出自Investopedia 2015年11月13日
“羊群效應”在投資字典裡指投資者盲目跟從已經建立的投資趨勢或者模式。這些交易員是投資公理“趨勢是你的朋友”的典型信徒。因為一些原因這一原則在外匯交易會比在股票交易中提供更好的回報。
首先,外匯交易受技術分析的影響比股票交易大,而基本面分析在股票中影響要比外匯大。其次,雖然外匯市場是全球最具流動性的金融市場,在2000年日交易量達到4萬億美元,但是其中6個貨幣(美元/歐元、美元/日元、美元/英鎊、美元/澳元、美元/瑞郎 和 美元/加元)的交易量卻占總量的三分之二。
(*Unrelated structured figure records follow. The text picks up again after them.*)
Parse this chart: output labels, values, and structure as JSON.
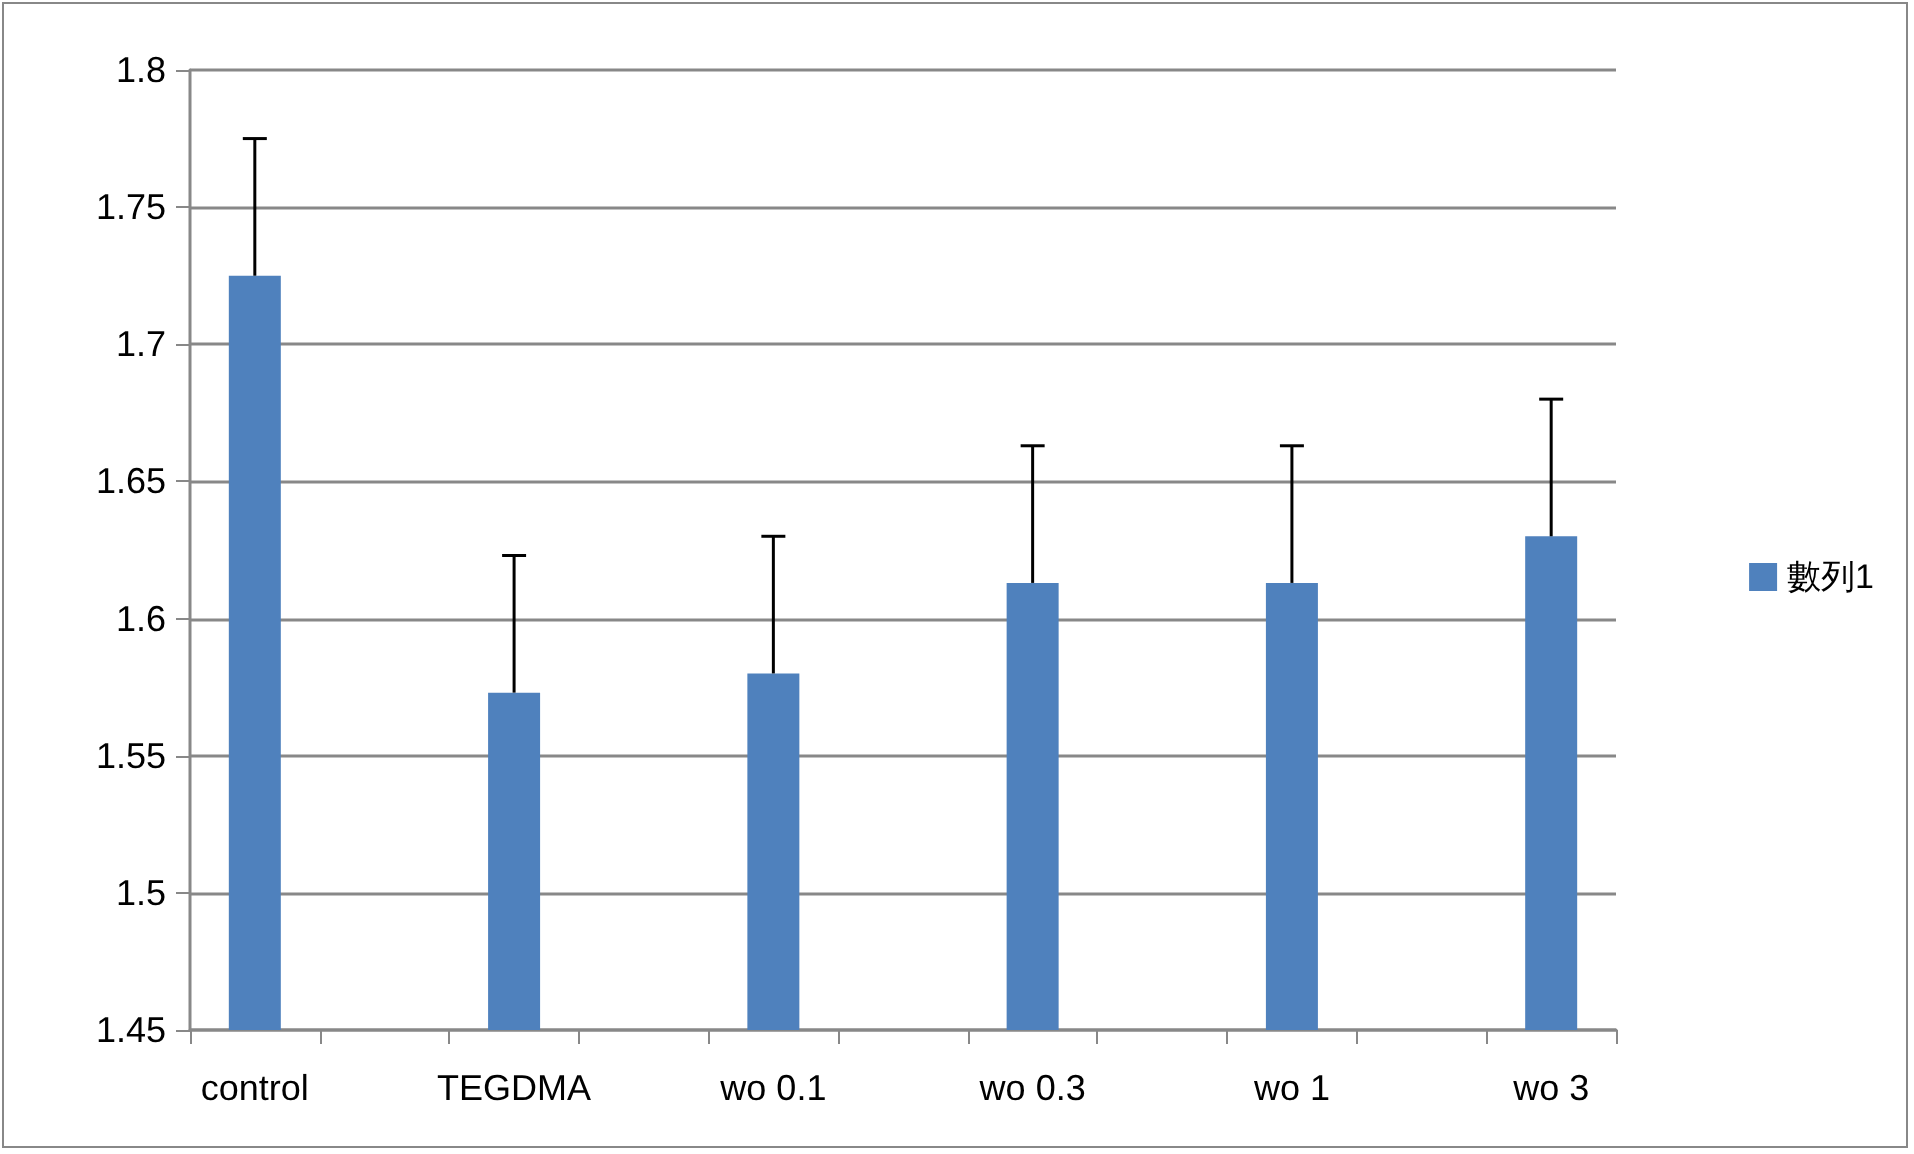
{
  "chart_data": {
    "type": "bar",
    "categories": [
      "control",
      null,
      "TEGDMA",
      null,
      "wo 0.1",
      null,
      "wo 0.3",
      null,
      "wo 1",
      null,
      "wo 3"
    ],
    "series": [
      {
        "name": "數列1",
        "color": "#4f81bd",
        "values": [
          1.725,
          null,
          1.573,
          null,
          1.58,
          null,
          1.613,
          null,
          1.613,
          null,
          1.63
        ],
        "errors": [
          [
            1.725,
            1.775
          ],
          null,
          [
            1.573,
            1.623
          ],
          null,
          [
            1.58,
            1.63
          ],
          null,
          [
            1.613,
            1.663
          ],
          null,
          [
            1.613,
            1.663
          ],
          null,
          [
            1.63,
            1.68
          ]
        ]
      }
    ],
    "ylim": [
      1.45,
      1.8
    ],
    "yticks": [
      1.45,
      1.5,
      1.55,
      1.6,
      1.65,
      1.7,
      1.75,
      1.8
    ],
    "grid": "y",
    "legend": "right"
  }
}
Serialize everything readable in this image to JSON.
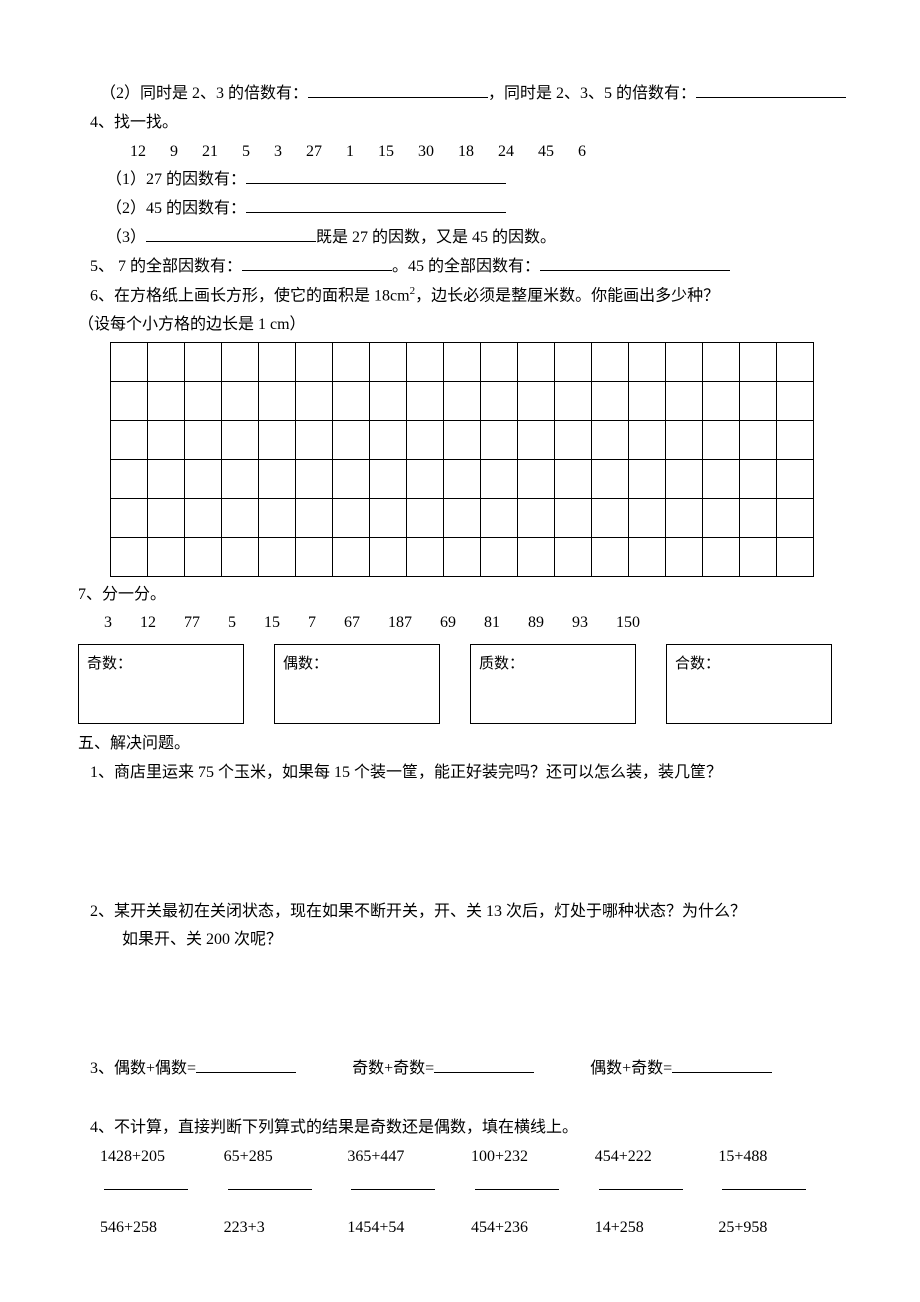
{
  "q3_2": {
    "prefix": "（2）同时是 2、3 的倍数有：",
    "mid": "，同时是 2、3、5 的倍数有："
  },
  "q4": {
    "title": "4、找一找。",
    "numbers": [
      "12",
      "9",
      "21",
      "5",
      "3",
      "27",
      "1",
      "15",
      "30",
      "18",
      "24",
      "45",
      "6"
    ],
    "p1": "（1）27 的因数有：",
    "p2": "（2）45 的因数有：",
    "p3_prefix": "（3）",
    "p3_suffix": "既是 27 的因数，又是 45 的因数。"
  },
  "q5": {
    "a": "5、 7 的全部因数有：",
    "b": "。45 的全部因数有："
  },
  "q6": {
    "line1_a": "6、在方格纸上画长方形，使它的面积是 18cm",
    "line1_b": "，边长必须是整厘米数。你能画出多少种？",
    "line2": "（设每个小方格的边长是 1 cm）",
    "grid_cols": 19,
    "grid_rows": 6
  },
  "q7": {
    "title": "7、分一分。",
    "numbers": [
      "3",
      "12",
      "77",
      "5",
      "15",
      "7",
      "67",
      "187",
      "69",
      "81",
      "89",
      "93",
      "150"
    ],
    "box1": "奇数：",
    "box2": "偶数：",
    "box3": "质数：",
    "box4": "合数："
  },
  "sec5": {
    "title": "五、解决问题。",
    "q1": "1、商店里运来 75 个玉米，如果每 15 个装一筐，能正好装完吗？还可以怎么装，装几筐？",
    "q2a": "2、某开关最初在关闭状态，现在如果不断开关，开、关 13 次后，灯处于哪种状态？为什么？",
    "q2b": "如果开、关 200 次呢？",
    "q3": {
      "a": "3、偶数+偶数=",
      "b": "奇数+奇数=",
      "c": "偶数+奇数="
    },
    "q4title": "4、不计算，直接判断下列算式的结果是奇数还是偶数，填在横线上。",
    "row1": [
      "1428+205",
      "65+285",
      "365+447",
      "100+232",
      "454+222",
      "15+488"
    ],
    "row2": [
      "546+258",
      "223+3",
      "1454+54",
      "454+236",
      "14+258",
      "25+958"
    ]
  },
  "blank_widths": {
    "long": 180,
    "long2": 150,
    "med": 260,
    "short": 160,
    "q3": 110
  }
}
這些貨幣時刻被世界各地的外匯交易員密切關註,同時有大量的監控設備日夜不停的監視以尋找買進和賣出的機會。一旦出現關鍵技術信號,交易員立刻加入並增強原來趨勢,從而加劇羊群效應。
在外匯交易中運用羊群效應
在外匯交易中使用羊群效應的指導原則非常簡單,那就是根據大多數人的觀點和已經建立的全球市場趨勢進行交易。如果你足夠精明,在股票市場進行反向交易可能使你收益頗豐,但是這在外匯市場將是個災難的開始,外匯可以無視基本面的時間超出你的想象。
2013年的日元下跌是羊群效應的很好案例。在4月,日本央行宣佈將買進政府債券並在2014年加倍貨幣基數。日本央行企圖以這個前所未有的貨幣政策刺激經濟增長和打破日本長達20年的通縮怪圈。
交易員在2013年因為日本人口老齡化和巨額政府債務開始做空日元,由於交易員相信日本央行將繼續實行寬松貨幣政策,日元下跌加劇。在2013年5月的第一個週,日元成為當時下跌幅度最大的貨幣,相對美元下跌12.4%。隨著交易員蜂擁湧向做空日元,羊群效應增加了日元下跌的勢頭。
在2013年底,做空日元/美元實際上取代了做空歐元/美元,趨勢交易員的註意力從歐元反彈到1.20後集中到了日元上。該轉變可以在到2013年5月7日的一年中與美元對比看出來,歐元上升了0.32%,而日元下跌了19.3%。
羊群效應也在2013年美元對大多數貨幣變強中表現出來,美元在那時對16個主要貨幣中的13個增值。那時的美元變強很大程度上歸功與美國經濟回暖,使道瓊斯工業平均指數和標準普爾500指數達到歷史最高點,進一步吸引資本流入進入一個良性循環。
普通羊群效應外匯交易
過去幾年的貨幣行為表明以下交易是主要的普通羊群效應。這只是建議,如果你想交易這些貨幣,強烈建議您做好自己的調查。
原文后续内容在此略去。